Poussée par les élu·e·s écologistes depuis les années 1980, la majorité municipale a adopté un agenda 21 dès 2002. La qualité de cet agenda 21 a été officiellement reconnue par l’État en 2007.
Rezé a été à la pointe des villes françaises pour le développement durable. Ses services municipaux ont acquis de véritables expertises en ce domaine et, même si les agents ont changé, cette culture du respect de l’avenir transpire dans beaucoup des actions de la Ville.
Aujourd’hui, ceci ne suffit plus. Le développement durable a échoué face aux bouleversements climatiques, à la sixième extinction des espèces ou à la montée des inégalités.

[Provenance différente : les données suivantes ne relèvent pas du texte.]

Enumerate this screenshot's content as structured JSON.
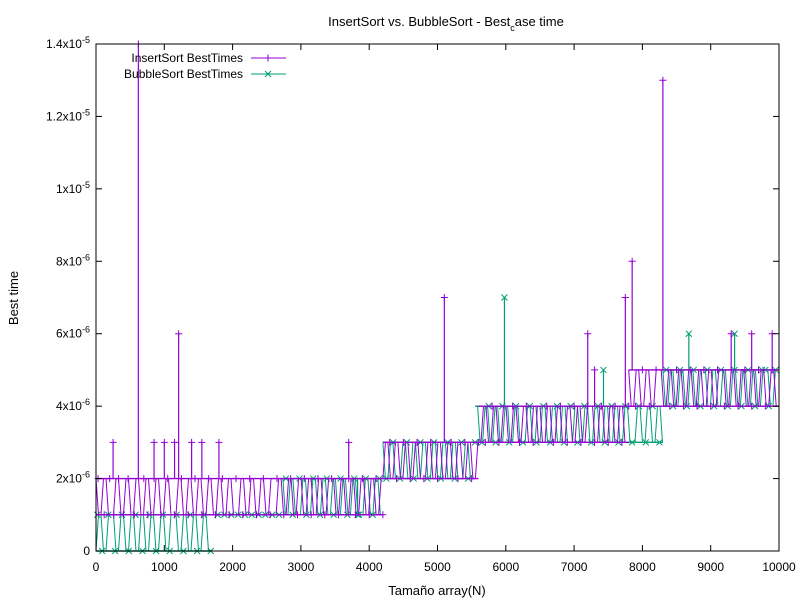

Il est temps que Rezé montre que la nécessaire décroissance peut être désirable, qu’on peut diminuer les dépenses tout en inventant une cité plus solidaire, plus soucieuse du bien-être de chaque personne : il est urgent de garantir que tou·te·s les Rezéen·ne·s disposent d’un revenu supérieur au seuil de pauvreté, de refuser les opérations immobilières basées sur le profit et non sur l’utilité publique, de cesser d’accorder des dérogations d’ouverture de commerces le dimanche…
Pour respecter l’avenir, il est urgent de collectivement ralentir.